Current Cañao Masthead.

Current Cañao Masthead.


A Celebration of Service

Our official club bulletin has been called The Cañao. The word “cañao” (pronounced as kan-yau) is actually the local term for the ritual-dance performed during native feasts or celebrations in the highlands of the Cordilleras–in the Luzon area of the Philippines. Depicted in our Cañao emblem (above), are a number of human figures in deep concentration–absorbed in ritual dance.

The attention, focus, commitment and unity of our club’s members is symbolized by the dancing figures, in celebration or expectation of a bountiful harvest; much as we actually do as Rotarians–in anticipation of the joy derived from public service to the community–always coupled with fellowship. Hence, the sub-title “A Celebration of Service.”

A new Cañao issue is released every Saturday, in conjunction with the Saturday, lunchtime meeting of the RCB. The club meets at the Baguio Country Club every Saturday at 12:30 to 2:20 PM; our venue is usually at the PowerHouse Building, unless prior notice is given. It is a continuing tradition to always start our club meetings promptly on time. Visitors and guests are always welcome to join us.

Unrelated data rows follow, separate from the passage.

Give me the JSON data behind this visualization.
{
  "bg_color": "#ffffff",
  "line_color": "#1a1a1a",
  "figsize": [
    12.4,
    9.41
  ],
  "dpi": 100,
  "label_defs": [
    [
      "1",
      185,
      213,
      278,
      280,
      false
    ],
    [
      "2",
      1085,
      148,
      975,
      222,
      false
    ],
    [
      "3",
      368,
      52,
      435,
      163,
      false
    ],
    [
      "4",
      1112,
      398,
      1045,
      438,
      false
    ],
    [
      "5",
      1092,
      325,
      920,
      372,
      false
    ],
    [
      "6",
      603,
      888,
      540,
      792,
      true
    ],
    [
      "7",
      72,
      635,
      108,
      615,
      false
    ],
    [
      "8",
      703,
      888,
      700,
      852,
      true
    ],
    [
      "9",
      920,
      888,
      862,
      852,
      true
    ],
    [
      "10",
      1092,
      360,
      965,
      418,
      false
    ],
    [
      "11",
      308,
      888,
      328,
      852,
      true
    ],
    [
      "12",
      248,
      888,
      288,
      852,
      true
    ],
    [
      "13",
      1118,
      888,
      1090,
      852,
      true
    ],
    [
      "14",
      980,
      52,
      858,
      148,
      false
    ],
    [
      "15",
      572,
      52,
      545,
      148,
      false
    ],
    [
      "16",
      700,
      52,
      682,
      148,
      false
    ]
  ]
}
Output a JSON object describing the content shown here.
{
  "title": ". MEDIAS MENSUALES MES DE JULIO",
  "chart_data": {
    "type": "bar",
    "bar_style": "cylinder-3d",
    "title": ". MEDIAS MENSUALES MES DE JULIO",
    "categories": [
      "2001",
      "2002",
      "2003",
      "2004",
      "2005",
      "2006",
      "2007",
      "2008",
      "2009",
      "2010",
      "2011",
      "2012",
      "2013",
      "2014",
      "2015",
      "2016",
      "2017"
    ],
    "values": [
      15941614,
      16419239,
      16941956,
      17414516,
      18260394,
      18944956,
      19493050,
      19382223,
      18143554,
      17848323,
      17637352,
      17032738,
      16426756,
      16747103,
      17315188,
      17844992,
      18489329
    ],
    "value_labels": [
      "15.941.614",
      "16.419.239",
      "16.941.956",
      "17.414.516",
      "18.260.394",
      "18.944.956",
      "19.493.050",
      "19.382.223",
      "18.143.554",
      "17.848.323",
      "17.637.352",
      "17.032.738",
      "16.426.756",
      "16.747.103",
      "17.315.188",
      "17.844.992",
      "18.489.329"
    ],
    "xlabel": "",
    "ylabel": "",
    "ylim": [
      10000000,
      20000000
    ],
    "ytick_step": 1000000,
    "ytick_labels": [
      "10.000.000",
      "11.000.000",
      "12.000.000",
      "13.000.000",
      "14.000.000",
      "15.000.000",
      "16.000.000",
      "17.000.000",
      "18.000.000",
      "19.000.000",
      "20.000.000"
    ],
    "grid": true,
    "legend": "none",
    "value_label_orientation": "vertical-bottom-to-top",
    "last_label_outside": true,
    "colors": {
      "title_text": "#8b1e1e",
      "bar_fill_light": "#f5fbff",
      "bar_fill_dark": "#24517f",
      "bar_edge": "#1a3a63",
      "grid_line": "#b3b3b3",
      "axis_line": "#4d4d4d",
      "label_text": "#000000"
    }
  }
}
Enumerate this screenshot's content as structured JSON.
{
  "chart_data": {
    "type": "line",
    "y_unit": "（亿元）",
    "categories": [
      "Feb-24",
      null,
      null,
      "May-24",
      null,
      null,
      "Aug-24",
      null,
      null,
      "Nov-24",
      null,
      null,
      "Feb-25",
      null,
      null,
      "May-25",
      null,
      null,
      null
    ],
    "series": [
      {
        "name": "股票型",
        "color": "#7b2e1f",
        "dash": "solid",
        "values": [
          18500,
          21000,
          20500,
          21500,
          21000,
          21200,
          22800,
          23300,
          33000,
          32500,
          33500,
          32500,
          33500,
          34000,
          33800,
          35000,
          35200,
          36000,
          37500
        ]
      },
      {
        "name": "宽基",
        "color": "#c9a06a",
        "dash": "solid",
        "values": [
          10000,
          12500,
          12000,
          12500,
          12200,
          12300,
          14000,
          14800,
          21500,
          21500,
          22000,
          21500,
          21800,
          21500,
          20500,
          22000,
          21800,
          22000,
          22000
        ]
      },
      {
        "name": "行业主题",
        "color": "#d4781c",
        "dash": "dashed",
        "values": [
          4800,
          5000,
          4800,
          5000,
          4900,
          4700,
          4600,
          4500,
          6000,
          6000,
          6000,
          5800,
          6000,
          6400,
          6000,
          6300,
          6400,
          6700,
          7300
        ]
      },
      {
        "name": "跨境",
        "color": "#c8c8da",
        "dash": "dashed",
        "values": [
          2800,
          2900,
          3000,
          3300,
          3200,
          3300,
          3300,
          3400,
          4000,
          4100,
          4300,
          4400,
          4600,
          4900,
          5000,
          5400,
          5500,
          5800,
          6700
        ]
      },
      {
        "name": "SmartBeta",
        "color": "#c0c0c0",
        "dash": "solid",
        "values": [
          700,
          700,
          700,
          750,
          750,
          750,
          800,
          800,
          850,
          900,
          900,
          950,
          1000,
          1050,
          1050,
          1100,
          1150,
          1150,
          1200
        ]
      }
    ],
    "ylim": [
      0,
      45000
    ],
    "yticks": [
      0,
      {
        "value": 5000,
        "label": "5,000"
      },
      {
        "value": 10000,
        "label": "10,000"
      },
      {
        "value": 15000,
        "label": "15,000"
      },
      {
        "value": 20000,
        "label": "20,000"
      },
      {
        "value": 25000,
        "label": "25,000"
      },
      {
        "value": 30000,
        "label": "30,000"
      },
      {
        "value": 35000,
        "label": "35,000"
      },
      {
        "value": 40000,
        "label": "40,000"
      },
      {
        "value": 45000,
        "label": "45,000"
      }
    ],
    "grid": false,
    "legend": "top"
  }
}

RCBaguio history records have it, that our club bulletin was originally called “The Baguio Canao.” It started as a fortnightly publication in August 1938 with Rtn. Percy Warner “PW” Tinan as editor-in-chief. Only in July 1968, when Rtn. Ricardo “Carding” Paraan took over as EIC, did it become a weekly publication. Most of our earlier weekly editions were mimeographed prints, superimposed over pre-printed brown-red mastheads. The ingenuity of our forebears can readily be seen as one goes over our Cañao archives… Indeed, a learning experience in itself.

The Cañao emblem has been in use since our official weekly bulletin was started. In our earlier years, it has even been used and referred to as our RCB logo.

Cañao emblem circa 2001.

Cañao emblem circa 2001.

The figure at left was the much larger version of the emblem as created by Rotarian Jody Alabanza in 2001.

It was only in 2005 when the design was color-rendered and reduced to the smaller one we have today. The update was made (by the 2005 EIC), in tandem with the release of an official RCB logo which was accepted by our members.